June 06, 2013
NASA’s Mars rover Curiosity is on the road toward Mount Sharp, the primary target of a planned two-year mission to search for habitats that could have supported life, officials said on Wednesday.
Ten months ago the rover landed inside a giant impact basin near the planet’s equator, a site selected because of the 3-mile-high (5-km-high) mound of layered rock rising from the crater floor.
Instead of heading directly to Mount Sharp, scientists wanted to explore an area in the opposite direction where images from orbit showed three different types of rocks coming together.
Curiosity drilled out a sample from a slab of bedrock and immediately hit pay dirt. The analysis showed it contained six elements needed for microbial life - hydrogen, carbon, oxygen, nitrogen, sulfur and phosphorus - plus water that had not been too acidic or too salty.

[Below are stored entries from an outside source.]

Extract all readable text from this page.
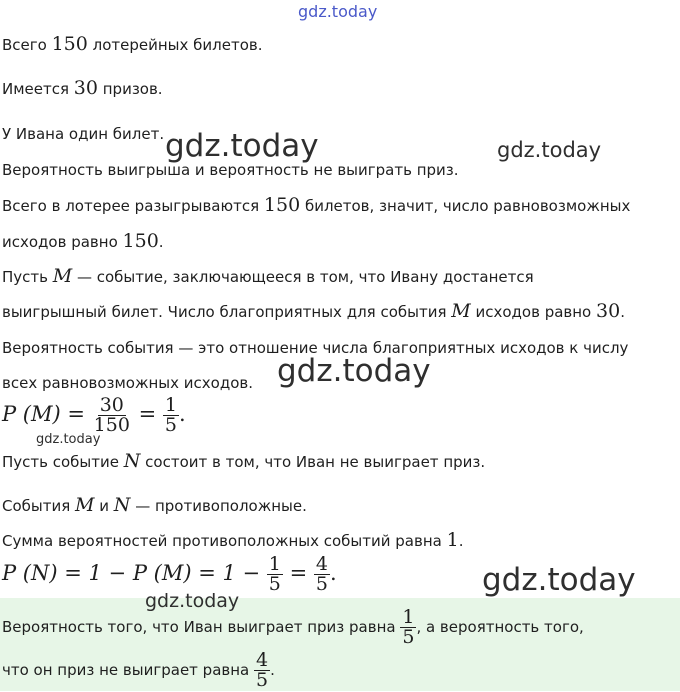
gdz.today
Всего 150 лотерейных билетов.
Имеется 30 призов.
У Ивана один билет. gdz.today	gdz.today
Вероятность выигрыша и вероятность не выиграть приз.
Всего в лотерее разыгрываются 150 билетов, значит, число равновозможных
исходов равно 150.
Пусть M — событие, заключающееся в том, что Ивану достанется
выигрышный билет. Число благоприятных для события M исходов равно 30.
Вероятность события — это отношение числа благоприятных исходов к числу
всех равновозможных исходов. gdz.today
P $(M) = \frac{30}{150} = \frac{1}{5}$ .
gdz.today
Пусть событие N состоит в том, что Иван не выиграет приз.
События M и N — противоположные.
Сумма вероятностей противоположных событий равна 1.
P (N) = 1 − P $(M) = 1 - \frac{1}{5} = \frac{4}{5}$ .	gdz.today
gdz.today
Вероятность того, что Иван выиграет приз равна $\frac{1}{5}$ , а вероятность того,
что он приз не выиграет равна $\frac{4}{5}$ .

After a month’s hiatus due to a communications blockage by the sun, Curiosity last month drove about nine feet (2.7 meters) and drilled into a second mudstone. Analysis of that sample is pending, deputy project scientist Joy Crisp from NASA’s Jet Propulsion Laboratory in Pasadena, California, told reporters on a conference call on Wednesday.
On Monday, scientists sent commands for the rover to turn around and begin driving toward the base of Mount Sharp, located about five miles (eight km) southwest of its present position.
It will be a slow and circuitous journey. At least three stops for science studies are planned, including measurements to determine how much drier the region gets as Curiosity moves away from the low-lying Yellowknife Bay where it conducted its early investigations.
“We’re going to keep our eyes open as we drive and if we in fact drive past something that’s amazing, we might actually turn around and go back and check it out, but there’s nothing that we see from orbit that’s like some super-compelling clue to life or something like that,” Crisp said.
“What we have is a real desire to get to Mount Sharp,” she added.